City were having a poor time of it under Parkinson and already the pressure was on the new gaffer when Taylor brought his Palace side to the Circle at the end of September 2006. He was greeted lukewarmly, and the Palace fans taunted the East Stand with bursts of “Where’s your Taylor gone?” to the opening bars of Chirpy Chirpy Cheep Cheep. It was a tight game, goalless until just before the hour, when the goodwill that oozed out of every pore of every City fan for the returning Cort dried up instantly.
It’s notorious stuff, even now. Cort went up for a set-piece which was cleared, found himself on the edge of the area with the ball dropping in front of him, and hit a low shot that spun wildly via a deflection into the City net. He had never scored a goal like that before, something Parkinson ruefully pointed out afterwards, and proceeded to ruin his well-cultivated image as a good sportsman entirely by laughing in front of the City fans in celebration. Later he apologised, saying he was just laughing at the ridiculousness of the goal, not at the Tiger Nation, but some struggled to forgive him.
Turner scored a late, deserved equaliser and Taylor said afterwards he didn’t like being at the Circle as an opposing manager. Almost exactly a year later it would be another 1-1 draw between the two clubs, this time at Selhurst Park and courtesy of another very late City leveller, that would cost Taylor his job, which was greeted with an abrasive lack of sympathy by City fans, something which upset the emotional Taylor a great deal. He managed anywhere and everywhere afterwards but never faced City again.
5: Terry Dolan
It took forever to get rid of Dolan, the man who symbolised the bad old, sad old 1990s more than most at Boothferry Park, and even after a second relegation in 1996 was it not considered obvious by chairman Martin Fish to try someone new as City returned to the lowest tier for the first time in 13 years. When Dolan did leave, a year later, thanks to new ownership agreeing that the coaching regime was toxic and grubby and needed cleansing, he spent a couple of years taking the stiffs at Huddersfield, where he had been popular as a player in the 1970s.

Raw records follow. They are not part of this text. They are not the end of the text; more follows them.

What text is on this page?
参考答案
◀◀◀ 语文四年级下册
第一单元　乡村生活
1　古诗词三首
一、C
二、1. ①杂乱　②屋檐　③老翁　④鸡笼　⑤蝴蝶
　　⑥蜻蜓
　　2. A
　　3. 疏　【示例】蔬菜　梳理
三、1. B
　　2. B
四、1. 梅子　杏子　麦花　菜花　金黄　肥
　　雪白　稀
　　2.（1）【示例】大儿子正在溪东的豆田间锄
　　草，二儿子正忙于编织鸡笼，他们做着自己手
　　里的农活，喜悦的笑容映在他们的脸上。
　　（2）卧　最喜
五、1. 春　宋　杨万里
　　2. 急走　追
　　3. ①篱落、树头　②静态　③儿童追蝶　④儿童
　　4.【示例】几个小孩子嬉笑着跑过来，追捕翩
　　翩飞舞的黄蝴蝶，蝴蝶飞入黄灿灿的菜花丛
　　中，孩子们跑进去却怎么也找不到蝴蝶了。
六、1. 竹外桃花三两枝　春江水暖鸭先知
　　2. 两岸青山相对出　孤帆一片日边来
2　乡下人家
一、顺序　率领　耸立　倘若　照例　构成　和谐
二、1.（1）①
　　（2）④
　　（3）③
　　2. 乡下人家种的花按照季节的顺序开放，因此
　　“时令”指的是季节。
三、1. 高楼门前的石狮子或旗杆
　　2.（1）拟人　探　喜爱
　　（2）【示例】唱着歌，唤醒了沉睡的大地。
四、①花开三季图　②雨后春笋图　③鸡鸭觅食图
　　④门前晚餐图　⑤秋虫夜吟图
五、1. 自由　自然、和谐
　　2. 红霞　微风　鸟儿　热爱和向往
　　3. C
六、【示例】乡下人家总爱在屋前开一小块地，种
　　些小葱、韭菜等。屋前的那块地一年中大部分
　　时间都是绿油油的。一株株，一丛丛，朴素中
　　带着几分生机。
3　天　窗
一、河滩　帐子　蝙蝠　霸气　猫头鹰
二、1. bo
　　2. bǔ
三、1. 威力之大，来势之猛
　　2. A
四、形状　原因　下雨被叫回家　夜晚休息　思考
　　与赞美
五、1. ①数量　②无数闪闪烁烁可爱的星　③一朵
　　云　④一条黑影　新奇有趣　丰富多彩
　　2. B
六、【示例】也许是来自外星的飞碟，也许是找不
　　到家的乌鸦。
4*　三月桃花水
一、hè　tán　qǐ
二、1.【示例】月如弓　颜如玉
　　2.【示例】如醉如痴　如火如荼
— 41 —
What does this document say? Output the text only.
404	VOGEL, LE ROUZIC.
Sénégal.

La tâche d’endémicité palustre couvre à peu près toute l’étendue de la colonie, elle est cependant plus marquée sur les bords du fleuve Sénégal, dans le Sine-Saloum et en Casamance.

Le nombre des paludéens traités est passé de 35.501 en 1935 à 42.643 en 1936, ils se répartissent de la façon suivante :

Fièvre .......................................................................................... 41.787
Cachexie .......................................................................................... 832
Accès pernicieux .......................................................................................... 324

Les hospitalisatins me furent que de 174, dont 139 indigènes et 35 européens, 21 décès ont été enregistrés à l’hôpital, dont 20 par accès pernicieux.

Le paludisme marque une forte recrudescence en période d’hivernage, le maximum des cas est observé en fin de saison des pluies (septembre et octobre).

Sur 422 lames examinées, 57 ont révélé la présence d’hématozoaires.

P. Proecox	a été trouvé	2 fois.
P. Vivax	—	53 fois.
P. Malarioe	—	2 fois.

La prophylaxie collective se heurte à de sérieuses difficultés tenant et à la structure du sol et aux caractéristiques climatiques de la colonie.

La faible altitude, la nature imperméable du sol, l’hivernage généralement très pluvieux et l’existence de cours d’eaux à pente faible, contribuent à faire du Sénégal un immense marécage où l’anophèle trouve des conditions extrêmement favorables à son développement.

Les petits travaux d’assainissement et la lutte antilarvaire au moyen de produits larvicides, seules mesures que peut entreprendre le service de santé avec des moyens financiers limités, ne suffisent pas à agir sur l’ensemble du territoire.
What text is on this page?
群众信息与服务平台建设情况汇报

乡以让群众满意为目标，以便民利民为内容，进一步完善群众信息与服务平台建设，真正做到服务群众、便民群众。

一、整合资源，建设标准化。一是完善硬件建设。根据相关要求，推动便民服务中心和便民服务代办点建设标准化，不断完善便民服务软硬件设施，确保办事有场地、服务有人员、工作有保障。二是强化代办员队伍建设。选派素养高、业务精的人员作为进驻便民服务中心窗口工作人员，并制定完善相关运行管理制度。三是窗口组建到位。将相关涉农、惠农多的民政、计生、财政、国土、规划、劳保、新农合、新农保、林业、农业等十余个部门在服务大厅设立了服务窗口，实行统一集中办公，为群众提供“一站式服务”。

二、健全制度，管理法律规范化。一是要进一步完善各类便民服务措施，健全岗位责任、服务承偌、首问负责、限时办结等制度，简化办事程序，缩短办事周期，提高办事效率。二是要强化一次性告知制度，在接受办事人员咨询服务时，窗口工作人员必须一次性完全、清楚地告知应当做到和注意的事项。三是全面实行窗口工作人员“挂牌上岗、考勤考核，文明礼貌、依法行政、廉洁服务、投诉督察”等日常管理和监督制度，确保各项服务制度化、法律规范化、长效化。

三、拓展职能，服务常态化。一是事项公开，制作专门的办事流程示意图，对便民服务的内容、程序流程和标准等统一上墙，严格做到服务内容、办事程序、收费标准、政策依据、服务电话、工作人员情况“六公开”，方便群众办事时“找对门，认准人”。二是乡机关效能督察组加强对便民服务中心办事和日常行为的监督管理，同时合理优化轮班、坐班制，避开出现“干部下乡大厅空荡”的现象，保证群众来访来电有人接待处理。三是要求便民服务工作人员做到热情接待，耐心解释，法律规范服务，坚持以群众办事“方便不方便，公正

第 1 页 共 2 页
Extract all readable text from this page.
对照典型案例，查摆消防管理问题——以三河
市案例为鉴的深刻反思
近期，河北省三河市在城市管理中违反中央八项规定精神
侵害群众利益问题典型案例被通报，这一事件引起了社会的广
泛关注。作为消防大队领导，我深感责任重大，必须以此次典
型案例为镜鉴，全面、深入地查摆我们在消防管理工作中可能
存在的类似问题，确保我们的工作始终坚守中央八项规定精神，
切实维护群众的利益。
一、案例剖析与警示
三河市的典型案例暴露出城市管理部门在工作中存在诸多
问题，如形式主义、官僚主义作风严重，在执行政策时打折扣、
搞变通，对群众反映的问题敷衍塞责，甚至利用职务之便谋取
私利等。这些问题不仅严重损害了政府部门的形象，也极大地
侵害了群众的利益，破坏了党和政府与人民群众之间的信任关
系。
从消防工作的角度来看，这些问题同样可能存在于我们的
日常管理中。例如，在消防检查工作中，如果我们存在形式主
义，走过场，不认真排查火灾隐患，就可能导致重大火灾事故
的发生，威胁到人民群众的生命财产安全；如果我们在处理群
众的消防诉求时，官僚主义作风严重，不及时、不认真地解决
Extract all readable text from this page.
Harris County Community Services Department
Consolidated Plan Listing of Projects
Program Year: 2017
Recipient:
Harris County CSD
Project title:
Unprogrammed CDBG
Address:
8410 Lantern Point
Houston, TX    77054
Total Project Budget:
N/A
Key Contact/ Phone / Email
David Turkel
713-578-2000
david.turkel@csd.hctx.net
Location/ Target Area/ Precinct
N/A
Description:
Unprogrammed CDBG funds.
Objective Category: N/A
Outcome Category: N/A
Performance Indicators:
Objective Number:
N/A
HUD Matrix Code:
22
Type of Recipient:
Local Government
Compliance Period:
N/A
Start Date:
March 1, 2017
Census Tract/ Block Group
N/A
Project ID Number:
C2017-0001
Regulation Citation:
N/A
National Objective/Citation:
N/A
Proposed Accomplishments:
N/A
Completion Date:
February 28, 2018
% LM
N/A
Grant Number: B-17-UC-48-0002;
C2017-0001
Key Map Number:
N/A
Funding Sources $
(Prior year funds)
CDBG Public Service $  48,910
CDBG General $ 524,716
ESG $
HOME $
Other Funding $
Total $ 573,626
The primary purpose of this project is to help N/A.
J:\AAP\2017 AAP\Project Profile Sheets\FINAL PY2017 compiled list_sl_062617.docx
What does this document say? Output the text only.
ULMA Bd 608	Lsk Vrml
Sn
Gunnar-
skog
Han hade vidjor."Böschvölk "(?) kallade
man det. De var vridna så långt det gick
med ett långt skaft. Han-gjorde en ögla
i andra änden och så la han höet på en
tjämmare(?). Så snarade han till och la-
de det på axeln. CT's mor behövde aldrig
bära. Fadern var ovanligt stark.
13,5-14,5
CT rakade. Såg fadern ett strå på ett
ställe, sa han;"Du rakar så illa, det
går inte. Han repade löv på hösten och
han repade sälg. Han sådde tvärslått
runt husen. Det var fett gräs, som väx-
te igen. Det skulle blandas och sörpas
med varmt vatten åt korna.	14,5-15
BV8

Dolan quit this job in early 2000 to become York City’s manager but by then the two scheduled fixtures had already happened, with City having their near neighbours from up the A1079 as their ‘quick turnaround’ opponent (every club has one, every campaign – look at our games against Leeds this season). Both games had ended 1-1, stalemates for which each set of supporters could be grateful with hindsight as, with Dolan’s influence to the fore, standards dropped and both matches in 2000/01 ended 0-0. The most notable thing about the first of these goalless draws, at a rainy Bootham Crescent in October 2000, was the York fans enthusiastically joining in with the Tiger Nation’s chant of “if you all hate Terry Dolan, clap your hands.”
A win apiece and a draw apiece followed in the next two seasons before Dolan lost his job at York. He didn’t manage in league football again.